The wave of bushfires now roaring over much of Australia has raised a sensitive question: Are the fires relevant enough to people interested in the U.S. life insurance and annuity markets that those people can justify reading about the fires while at work?
The answer appears to be that the bushfires in Australia will have little effect on U.S. life insurers' real estate, mortgage or mortgage-backed securities' portfolios, but that concerns about the fires might affect how U.S. life insurers see their investments in real estate-related assets in the United States.
Australia Basics
Australia has 26 million residents living in an area of 3 million square miles.
Fires began burning there months ago. The fires getting the most attention in Australia now, which are in the Australian states of Victoria and New South Wales, are affecting about 14 million.
The number of people affected by the fires in Australia is similar to the size of the population of Pennsylvania.
Two years ago, when a wave of wildfires was burning through California, those fires were affecting about 11 million people.
Australia has residential real estate with a total value of about $5 trillion, in U.S. currency, and commercial real estate with a total value of about $600 billion.

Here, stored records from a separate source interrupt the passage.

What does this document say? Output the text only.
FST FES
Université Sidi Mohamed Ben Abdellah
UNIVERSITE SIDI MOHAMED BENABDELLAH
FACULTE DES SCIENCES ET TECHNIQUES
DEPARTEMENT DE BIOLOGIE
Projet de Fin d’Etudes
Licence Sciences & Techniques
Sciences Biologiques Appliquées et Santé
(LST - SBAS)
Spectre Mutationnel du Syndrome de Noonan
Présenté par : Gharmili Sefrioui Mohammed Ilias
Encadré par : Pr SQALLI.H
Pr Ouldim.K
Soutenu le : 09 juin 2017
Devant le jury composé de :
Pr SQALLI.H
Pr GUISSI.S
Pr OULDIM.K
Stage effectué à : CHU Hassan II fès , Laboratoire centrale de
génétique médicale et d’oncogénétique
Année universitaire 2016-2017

Australia's Insurance Council of Australia has received reports of only about $200 million in bushfire-related property insurance claims as of Dec. 20, but the fires appear to have expanded, and come closer to the edges of big cities, such as Melbourne and Sydney since then.

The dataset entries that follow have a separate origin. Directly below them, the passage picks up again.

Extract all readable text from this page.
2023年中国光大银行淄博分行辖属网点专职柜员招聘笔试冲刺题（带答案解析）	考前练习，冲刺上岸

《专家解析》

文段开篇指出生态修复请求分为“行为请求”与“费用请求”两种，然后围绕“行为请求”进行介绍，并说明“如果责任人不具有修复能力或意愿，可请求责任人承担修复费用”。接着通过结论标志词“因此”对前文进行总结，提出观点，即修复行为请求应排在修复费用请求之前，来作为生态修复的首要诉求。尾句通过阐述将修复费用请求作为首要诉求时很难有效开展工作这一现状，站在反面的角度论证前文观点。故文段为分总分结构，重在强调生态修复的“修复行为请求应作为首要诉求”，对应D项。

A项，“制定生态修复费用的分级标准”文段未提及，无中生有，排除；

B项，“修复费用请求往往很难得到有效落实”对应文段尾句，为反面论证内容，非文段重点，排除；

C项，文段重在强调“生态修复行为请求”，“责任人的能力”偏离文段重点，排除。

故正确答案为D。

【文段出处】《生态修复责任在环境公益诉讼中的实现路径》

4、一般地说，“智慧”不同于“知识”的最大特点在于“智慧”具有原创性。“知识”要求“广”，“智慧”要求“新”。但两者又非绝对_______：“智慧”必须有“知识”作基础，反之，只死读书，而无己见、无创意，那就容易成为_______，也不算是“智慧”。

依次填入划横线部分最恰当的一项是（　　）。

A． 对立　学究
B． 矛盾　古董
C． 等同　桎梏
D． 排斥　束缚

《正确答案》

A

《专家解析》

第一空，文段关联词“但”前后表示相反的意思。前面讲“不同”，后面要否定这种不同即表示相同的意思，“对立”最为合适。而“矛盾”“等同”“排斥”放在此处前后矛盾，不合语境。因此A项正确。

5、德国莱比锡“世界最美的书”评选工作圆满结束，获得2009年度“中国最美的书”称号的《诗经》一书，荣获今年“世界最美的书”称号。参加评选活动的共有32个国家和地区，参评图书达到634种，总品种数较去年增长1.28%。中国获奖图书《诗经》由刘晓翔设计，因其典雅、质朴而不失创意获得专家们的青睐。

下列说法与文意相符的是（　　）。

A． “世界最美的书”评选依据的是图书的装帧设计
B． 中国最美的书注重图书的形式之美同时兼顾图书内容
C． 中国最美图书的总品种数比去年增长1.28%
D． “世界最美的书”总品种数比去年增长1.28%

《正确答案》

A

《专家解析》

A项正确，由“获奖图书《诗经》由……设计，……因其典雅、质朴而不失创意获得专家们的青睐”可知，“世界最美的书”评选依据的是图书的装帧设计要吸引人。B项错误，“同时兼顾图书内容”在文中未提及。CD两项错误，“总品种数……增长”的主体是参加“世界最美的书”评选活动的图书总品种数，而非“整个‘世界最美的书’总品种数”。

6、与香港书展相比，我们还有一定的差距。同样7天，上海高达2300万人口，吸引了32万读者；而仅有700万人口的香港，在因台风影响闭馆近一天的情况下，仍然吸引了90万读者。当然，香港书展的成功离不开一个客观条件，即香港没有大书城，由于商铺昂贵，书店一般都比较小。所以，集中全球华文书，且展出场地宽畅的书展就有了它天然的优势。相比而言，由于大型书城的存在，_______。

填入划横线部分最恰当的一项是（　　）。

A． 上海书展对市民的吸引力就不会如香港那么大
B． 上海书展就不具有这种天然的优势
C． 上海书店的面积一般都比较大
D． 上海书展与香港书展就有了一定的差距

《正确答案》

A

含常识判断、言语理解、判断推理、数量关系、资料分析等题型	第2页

Today, for example, Twitter is full of notices from Australia's fire safety authorities. The authorities are telling many people that their communities are surrounded by fire, and that there's no way for the people living in those communities to evacuate. Those people are being advised to try to find shelter on the beach, or in a lake. People on Twitter are posting many accounts of hearing of firefighters who have run out of water and have had to give up on trying to save homes.
U.S. Life Insurers' Investments
U.S. life insurers ended 2018 with about $4.2 trillion in assets, $523 billion in investments in mortgages, and about $20 billion in investments in real estate, according to the National Association of Insurance Commissioners' Capital Markets Bureau.